Saturday, August 20, 2016
When I was a horny and immature teenager I remember someone telling me about what the letters ADIDAS stood for. It had nothing to do with the athletic shoe company. Rather I was told ADIDAS was an acronym for All Day I Dream About Sex. Of course I giggled when I first heard this because it was a bit 'dirty' as well as funny - for a 14 year old boy.
Now some 40+ years later, that acronym still holds significance because it still remains true. I do dream about sex all day long. However I dream, dwell and focus on more than just sex. I lust after my wife. I think about her all the time. I find her hot, sexy and incredibly passionate when she feels like being so. Let me expound on my thinking to drive this point home more fully.
Yesterday she stood from the sofa and bent forward to pick up something from the coffee table. I was sitting next to her. My eyes didn’t go move to what she was getting, rather it moved to her butt. I love looking at her butt! I love looking at it, touching it and grabbing it (when I'm permitted to do so.)

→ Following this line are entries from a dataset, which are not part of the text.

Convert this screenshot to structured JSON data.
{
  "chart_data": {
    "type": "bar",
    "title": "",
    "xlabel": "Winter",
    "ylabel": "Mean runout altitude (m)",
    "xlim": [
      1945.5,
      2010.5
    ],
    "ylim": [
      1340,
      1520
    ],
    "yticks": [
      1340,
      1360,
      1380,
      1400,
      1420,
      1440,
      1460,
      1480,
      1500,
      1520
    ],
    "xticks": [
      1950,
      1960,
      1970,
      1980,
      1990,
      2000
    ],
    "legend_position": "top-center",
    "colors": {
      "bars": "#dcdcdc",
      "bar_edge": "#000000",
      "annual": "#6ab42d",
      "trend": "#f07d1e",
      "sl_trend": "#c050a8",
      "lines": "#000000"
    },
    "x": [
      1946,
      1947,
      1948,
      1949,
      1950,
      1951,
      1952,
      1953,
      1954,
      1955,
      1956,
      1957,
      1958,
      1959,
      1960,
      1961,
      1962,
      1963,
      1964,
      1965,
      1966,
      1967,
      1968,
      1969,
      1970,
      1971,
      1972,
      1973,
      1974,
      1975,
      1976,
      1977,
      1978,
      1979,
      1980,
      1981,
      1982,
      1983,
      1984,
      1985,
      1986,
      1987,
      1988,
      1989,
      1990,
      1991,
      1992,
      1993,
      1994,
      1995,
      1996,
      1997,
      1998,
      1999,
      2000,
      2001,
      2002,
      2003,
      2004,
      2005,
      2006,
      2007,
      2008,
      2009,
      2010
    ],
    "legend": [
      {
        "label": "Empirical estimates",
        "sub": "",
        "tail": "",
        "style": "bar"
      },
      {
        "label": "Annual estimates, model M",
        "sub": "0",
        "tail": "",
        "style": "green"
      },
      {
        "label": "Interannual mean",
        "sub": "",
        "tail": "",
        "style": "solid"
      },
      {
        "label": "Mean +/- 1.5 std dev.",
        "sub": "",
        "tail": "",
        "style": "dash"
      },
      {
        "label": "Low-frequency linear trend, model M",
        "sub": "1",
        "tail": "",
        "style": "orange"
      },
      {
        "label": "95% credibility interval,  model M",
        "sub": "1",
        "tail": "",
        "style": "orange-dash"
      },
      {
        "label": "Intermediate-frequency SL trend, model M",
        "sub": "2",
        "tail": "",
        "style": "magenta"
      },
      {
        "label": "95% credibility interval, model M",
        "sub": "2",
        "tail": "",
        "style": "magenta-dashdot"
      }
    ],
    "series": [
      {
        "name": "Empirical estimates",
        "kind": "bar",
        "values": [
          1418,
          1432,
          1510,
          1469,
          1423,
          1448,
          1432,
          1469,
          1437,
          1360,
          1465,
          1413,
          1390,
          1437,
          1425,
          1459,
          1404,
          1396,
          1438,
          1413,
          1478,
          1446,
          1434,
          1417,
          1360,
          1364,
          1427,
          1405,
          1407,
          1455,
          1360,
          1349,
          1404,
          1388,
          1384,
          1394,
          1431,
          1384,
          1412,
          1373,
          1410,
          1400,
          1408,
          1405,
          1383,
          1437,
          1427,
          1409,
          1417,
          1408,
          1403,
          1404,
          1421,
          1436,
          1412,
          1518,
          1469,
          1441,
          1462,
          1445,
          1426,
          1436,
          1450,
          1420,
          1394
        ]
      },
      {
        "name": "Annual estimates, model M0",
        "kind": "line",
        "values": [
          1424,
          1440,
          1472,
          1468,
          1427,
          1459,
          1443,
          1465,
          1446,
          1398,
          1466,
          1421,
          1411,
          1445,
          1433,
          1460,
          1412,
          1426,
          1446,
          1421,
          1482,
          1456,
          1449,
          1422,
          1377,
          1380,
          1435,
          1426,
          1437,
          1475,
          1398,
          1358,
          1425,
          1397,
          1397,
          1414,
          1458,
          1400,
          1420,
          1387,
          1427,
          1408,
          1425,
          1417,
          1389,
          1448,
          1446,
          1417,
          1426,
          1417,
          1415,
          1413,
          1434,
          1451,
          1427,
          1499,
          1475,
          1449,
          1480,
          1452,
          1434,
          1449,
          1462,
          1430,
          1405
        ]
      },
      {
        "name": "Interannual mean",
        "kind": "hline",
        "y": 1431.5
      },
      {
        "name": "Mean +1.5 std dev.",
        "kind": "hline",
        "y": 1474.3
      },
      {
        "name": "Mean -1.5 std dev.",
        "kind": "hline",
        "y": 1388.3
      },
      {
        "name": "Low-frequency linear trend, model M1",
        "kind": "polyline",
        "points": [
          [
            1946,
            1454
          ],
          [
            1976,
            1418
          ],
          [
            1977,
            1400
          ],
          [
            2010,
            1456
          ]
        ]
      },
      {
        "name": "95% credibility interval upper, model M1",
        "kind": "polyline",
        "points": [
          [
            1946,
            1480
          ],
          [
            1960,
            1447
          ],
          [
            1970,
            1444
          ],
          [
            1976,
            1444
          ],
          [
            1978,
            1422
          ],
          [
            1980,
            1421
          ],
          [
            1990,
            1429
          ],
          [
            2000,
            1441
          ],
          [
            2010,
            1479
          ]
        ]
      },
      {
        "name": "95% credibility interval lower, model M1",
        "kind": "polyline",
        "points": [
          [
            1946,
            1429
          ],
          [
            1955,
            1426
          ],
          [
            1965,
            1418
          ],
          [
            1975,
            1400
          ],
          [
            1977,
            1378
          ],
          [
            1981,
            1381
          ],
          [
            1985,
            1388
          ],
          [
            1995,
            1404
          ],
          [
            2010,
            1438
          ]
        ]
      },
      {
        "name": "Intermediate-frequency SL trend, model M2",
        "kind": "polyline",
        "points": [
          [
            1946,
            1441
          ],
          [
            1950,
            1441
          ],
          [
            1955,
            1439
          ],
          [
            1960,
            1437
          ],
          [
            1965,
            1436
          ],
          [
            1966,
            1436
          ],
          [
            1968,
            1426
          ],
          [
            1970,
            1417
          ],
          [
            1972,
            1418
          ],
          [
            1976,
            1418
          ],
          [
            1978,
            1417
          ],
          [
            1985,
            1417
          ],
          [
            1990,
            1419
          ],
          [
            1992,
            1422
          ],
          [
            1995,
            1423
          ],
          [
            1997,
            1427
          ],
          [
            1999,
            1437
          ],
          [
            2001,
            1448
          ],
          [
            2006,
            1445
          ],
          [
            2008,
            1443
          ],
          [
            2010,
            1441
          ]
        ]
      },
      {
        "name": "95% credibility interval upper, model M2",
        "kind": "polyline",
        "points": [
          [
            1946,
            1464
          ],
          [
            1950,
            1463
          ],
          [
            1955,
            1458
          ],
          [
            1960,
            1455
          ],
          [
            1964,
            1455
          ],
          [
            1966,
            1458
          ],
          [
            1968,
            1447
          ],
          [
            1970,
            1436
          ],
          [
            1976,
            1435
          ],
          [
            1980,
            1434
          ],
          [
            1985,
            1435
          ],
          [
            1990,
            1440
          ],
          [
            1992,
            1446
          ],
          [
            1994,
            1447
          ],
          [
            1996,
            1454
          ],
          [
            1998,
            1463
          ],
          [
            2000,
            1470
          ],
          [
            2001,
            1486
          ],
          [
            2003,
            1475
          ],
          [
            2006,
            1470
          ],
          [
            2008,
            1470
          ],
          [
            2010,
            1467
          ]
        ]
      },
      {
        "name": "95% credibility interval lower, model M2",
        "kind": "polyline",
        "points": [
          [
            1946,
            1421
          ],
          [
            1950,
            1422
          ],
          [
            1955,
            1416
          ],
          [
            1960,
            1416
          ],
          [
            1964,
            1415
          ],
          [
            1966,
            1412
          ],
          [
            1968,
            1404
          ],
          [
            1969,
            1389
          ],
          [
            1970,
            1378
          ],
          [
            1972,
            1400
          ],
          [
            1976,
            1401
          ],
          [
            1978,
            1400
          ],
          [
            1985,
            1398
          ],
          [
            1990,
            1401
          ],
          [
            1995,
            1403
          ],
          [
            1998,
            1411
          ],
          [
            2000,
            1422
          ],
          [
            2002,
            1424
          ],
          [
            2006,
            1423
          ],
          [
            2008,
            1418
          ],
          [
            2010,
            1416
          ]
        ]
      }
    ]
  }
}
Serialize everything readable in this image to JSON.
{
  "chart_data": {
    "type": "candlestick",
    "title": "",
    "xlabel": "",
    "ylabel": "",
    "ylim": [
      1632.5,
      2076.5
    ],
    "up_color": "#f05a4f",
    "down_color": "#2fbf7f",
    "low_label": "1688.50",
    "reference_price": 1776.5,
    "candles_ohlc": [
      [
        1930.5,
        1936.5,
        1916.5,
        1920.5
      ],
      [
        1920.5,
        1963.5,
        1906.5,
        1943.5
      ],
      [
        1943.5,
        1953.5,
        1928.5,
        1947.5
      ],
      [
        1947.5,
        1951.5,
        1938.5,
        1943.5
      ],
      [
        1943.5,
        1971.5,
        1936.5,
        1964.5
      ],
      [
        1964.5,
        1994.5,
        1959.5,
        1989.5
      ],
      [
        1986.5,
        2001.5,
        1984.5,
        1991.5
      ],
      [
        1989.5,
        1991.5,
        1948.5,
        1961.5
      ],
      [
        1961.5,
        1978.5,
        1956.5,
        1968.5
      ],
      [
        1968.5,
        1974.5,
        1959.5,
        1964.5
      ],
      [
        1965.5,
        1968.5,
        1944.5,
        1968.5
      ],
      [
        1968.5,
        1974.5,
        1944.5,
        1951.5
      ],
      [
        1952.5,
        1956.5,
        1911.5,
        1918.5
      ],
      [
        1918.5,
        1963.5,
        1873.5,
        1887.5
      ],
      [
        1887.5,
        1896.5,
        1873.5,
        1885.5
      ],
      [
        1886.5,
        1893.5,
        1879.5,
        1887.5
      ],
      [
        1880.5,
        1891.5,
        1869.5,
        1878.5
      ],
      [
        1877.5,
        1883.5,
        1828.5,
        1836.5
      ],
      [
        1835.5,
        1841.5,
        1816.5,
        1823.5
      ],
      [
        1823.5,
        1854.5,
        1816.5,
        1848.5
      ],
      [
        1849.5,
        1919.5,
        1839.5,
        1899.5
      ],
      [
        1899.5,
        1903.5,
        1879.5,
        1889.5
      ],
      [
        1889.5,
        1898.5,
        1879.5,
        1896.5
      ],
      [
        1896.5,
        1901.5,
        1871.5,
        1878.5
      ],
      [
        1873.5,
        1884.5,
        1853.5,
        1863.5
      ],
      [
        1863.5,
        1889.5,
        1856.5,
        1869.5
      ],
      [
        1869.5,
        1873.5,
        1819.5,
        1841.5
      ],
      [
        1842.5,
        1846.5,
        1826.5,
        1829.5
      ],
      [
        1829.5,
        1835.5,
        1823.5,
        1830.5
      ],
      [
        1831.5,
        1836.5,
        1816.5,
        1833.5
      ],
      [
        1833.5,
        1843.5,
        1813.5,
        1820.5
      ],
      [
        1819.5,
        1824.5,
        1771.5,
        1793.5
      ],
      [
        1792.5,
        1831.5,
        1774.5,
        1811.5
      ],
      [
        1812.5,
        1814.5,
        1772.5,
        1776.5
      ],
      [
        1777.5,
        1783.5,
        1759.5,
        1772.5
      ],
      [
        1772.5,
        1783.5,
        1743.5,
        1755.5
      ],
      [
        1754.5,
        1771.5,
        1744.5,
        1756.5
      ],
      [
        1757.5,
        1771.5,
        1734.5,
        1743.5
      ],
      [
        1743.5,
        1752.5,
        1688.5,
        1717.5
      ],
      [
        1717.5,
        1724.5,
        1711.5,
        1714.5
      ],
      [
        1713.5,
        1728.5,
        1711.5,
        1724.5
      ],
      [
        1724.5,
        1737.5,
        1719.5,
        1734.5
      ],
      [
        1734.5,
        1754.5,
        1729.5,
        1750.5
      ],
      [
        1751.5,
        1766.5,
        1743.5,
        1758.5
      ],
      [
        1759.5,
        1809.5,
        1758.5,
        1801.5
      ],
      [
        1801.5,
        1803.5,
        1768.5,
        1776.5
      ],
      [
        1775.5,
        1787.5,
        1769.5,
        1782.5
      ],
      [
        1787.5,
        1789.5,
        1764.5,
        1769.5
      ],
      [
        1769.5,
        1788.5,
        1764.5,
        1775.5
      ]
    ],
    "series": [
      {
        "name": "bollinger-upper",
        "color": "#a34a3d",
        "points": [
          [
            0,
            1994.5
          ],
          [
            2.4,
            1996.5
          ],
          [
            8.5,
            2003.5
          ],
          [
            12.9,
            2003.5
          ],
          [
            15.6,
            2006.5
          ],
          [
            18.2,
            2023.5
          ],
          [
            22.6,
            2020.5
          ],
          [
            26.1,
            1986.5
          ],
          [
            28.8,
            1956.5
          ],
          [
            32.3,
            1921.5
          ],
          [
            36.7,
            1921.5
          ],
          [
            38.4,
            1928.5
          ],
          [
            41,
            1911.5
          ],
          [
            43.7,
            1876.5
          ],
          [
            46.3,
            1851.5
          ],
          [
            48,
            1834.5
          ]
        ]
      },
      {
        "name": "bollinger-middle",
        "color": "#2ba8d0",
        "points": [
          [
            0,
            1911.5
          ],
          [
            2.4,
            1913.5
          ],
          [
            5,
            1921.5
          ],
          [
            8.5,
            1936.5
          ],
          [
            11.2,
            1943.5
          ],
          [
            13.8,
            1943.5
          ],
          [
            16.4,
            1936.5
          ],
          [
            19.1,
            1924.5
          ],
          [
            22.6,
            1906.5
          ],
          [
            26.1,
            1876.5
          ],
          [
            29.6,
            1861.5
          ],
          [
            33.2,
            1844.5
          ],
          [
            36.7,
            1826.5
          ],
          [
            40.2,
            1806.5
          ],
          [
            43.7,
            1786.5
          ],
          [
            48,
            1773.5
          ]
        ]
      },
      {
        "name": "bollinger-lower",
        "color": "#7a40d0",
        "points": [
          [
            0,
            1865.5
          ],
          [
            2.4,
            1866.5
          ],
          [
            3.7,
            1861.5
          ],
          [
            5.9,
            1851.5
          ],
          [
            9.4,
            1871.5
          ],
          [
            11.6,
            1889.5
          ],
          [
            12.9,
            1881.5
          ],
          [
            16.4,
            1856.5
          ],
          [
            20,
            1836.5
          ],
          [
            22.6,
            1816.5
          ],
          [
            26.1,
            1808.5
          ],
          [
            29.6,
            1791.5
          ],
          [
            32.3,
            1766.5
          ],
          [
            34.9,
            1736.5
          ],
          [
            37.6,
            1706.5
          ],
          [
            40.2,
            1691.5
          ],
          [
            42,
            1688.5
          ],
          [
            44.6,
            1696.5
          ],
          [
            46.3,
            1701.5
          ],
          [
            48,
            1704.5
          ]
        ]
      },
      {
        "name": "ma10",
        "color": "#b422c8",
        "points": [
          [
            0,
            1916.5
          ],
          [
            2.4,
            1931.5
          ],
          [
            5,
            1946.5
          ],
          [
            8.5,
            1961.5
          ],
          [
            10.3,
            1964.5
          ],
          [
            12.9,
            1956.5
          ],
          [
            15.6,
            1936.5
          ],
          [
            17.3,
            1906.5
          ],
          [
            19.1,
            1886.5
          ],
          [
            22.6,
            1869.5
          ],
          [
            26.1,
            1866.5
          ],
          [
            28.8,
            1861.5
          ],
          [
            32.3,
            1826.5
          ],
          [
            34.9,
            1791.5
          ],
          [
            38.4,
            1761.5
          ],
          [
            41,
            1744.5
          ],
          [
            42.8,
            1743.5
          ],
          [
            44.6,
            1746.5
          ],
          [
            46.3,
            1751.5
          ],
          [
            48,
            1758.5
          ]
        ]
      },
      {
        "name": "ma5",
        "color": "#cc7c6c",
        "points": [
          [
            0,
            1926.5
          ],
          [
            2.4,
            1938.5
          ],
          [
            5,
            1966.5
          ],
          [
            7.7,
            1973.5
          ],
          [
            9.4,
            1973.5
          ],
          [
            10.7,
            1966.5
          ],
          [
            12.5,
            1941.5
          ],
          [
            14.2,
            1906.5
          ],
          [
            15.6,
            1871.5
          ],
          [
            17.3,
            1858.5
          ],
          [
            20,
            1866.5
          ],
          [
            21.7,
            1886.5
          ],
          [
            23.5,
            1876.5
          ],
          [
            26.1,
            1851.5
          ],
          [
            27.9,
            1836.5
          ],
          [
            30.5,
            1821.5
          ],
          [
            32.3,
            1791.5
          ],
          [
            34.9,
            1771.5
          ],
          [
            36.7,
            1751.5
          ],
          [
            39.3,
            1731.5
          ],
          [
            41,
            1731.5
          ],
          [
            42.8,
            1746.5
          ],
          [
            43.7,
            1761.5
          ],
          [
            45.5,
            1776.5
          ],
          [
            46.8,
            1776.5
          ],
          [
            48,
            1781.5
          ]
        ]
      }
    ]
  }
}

Whenever she’s driving I can’t help but look at the graceful curve of her breast. I don't know what it is about a woman's figure but they were made to appeal to a mans' eye and Katie's appeals to me all the time.
When she stands and wears a short top, I love seeing the front of it hang loosely and away from her abdomen, knowing her ample chest is pushing it forward and letting it fall in that sexy way.
When she walks ahead of me, upstairs, or for that matter most anywhere when she takes the lead, I limit my viewing area to her legs, her figure and the the sway of her gait. There's not another person I'd rather let my senses absorb than her.
When sitting next to her, I’ll often kiss her on the neck and bury my head into her hair. I love the way it feels to have her hair cover my face and I love smelling that perfume that reminds me of Katie.
“Rub my back,” she will often say nightly. “My pleasure!” I’ll think. I get to touch her body; feel her small frame and tight muscles and sometimes even get to hear her moan as my fingers and hands perform their magic.
I love the feel of her small wrists, her petite fingers and body in general.
Everything about her is sexualized to some degree. I dream about her. I think about her. I want to be near her. I want to touch her. I want to snuggle behind every night and wrap my arms around her or turn away just so I can feel her do the same to me.
I don’t know what she is thinking but I know exactly what I’m thinking and what I want. More! I’m always looking for more!
We made love this morning. Later we were downstairs watching the Olympics and sipping coffee. She was stroking my leg. “Do you want to go back upstairs and make love again?”
“I just want to touch you,” she responded.
“She was content doing what she was doing. Me, I was being “ADIDAS”! I was hoping I could get more.
Luckily she doesn’t mind me pawing over her. She enjoys me appreciating her for who she is and how she looks. I think it makes her feel completely secure knowing her husband is fulfilled by her. And I am. But I still dream about those times when small things lead to other things – to ADIDAS kinds of things.